🪐 spaCy Project: Example project of creating a novel nlp component to do relation extraction from scratch.
This example project shows how to implement a spaCy component with a custom Machine Learning model, how to train it with and without a transformer, and how to apply it on an evaluation dataset.
The project.yml
defines the data assets required by the
project, as well as the available commands and workflows. For details, see the
spaCy projects documentation.
The following commands are defined by the project.

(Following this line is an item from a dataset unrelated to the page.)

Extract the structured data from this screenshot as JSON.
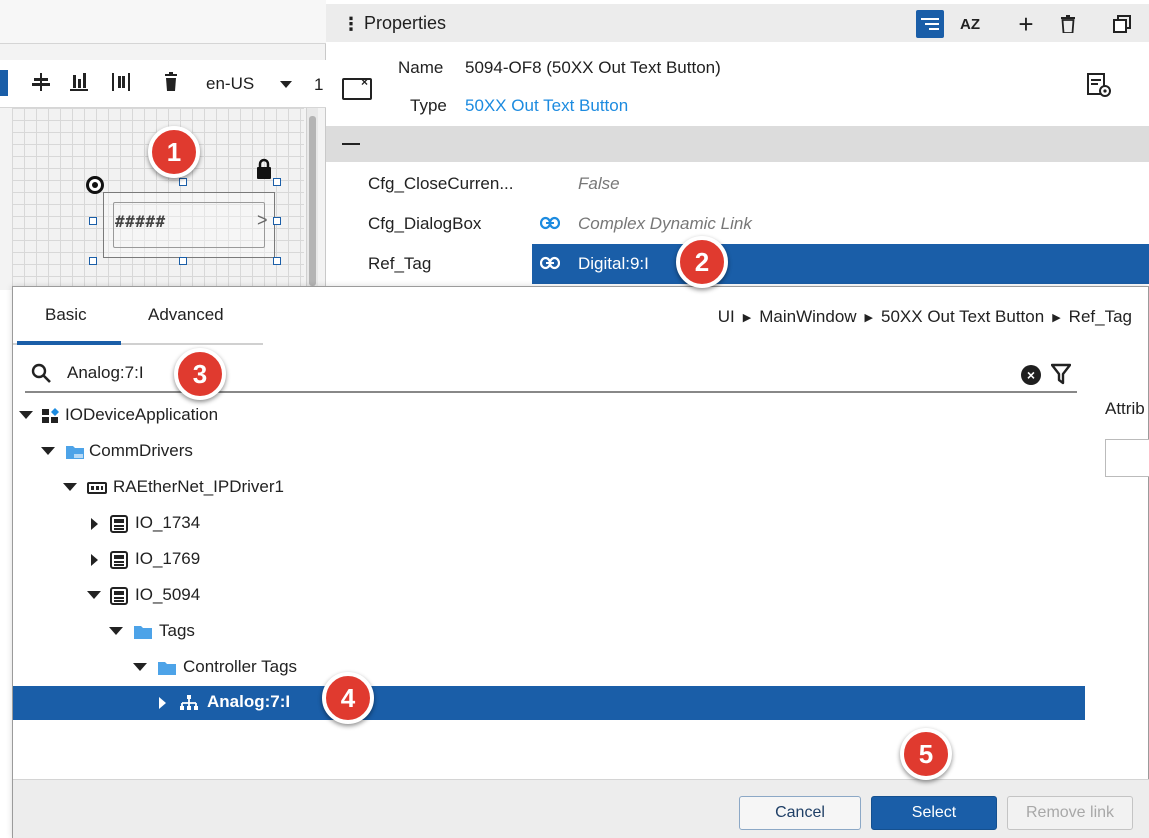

They
can be executed using spacy project run [name]
.
Commands are only re-run if their inputs have changed.
Command | Description |
---|---|
data |
Parse the gold-standard annotations from the Prodigy annotations. |
train_cpu |
Train the REL model on the CPU and evaluate on the dev corpus. |
train_gpu |
Train the REL model with a Transformer on a GPU and evaluate on the dev corpus. |
evaluate |
Apply the best model to new, unseen text, and measure accuracy at different thresholds. |
clean |
Remove intermediate files to start data preparation and training from a clean slate. |
The following workflows are defined by the project. They
can be executed using spacy project run [name]

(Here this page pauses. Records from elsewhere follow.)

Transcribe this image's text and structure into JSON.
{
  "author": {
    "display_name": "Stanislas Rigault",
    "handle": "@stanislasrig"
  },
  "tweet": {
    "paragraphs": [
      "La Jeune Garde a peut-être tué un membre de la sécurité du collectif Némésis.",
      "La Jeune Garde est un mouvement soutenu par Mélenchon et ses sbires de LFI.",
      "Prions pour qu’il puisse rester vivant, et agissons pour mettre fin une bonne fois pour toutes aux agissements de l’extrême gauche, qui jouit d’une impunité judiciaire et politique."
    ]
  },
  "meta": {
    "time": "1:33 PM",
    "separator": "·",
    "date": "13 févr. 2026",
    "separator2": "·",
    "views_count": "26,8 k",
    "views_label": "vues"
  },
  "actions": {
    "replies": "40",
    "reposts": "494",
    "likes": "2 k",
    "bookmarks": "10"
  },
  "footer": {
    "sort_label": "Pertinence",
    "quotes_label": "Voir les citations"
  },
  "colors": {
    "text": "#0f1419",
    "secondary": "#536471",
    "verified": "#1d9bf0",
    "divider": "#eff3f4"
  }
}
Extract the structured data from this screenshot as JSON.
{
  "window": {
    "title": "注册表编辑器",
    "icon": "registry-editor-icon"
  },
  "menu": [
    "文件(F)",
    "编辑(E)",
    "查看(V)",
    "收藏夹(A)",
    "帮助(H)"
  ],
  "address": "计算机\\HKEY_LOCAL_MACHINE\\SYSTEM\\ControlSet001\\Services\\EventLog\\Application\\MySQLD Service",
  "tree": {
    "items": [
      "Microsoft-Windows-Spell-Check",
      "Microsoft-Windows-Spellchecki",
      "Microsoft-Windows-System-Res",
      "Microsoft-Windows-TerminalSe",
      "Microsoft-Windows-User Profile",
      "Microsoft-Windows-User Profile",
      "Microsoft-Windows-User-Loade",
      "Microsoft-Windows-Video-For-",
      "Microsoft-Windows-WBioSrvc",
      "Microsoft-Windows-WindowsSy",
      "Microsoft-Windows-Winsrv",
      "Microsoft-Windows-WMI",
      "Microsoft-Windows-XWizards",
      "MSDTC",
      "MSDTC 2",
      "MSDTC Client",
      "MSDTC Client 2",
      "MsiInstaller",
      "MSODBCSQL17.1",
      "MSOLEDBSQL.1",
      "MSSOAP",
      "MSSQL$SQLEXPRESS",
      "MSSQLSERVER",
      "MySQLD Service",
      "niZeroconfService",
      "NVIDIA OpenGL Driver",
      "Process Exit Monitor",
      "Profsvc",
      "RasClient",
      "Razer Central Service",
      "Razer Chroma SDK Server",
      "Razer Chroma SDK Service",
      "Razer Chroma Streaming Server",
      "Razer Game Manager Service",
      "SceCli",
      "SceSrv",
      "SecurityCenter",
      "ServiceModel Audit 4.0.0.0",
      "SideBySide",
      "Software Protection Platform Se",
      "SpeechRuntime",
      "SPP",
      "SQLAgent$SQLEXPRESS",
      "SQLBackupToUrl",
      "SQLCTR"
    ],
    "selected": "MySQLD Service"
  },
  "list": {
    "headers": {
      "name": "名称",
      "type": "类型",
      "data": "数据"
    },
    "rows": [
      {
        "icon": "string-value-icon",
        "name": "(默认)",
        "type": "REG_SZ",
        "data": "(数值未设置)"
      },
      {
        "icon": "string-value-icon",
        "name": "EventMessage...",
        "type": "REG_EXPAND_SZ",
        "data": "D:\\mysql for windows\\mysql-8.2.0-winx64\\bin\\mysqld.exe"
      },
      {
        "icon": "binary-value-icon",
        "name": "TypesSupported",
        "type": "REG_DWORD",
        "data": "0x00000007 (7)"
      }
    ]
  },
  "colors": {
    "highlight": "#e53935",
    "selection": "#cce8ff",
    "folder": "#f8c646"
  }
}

and will run the specified commands in order. Commands are only re-run if their
inputs have changed.
Workflow | Steps |
---|---|
all |
data → train_cpu → evaluate |
all_gpu |
data → train_gpu → evaluate |
The following assets are defined by the project. They can
be fetched by running spacy project assets
in the project directory.
File | Source | Description |
---|---|---|
assets/annotations.jsonl |
Local | Gold-standard REL annotations created with Prodigy |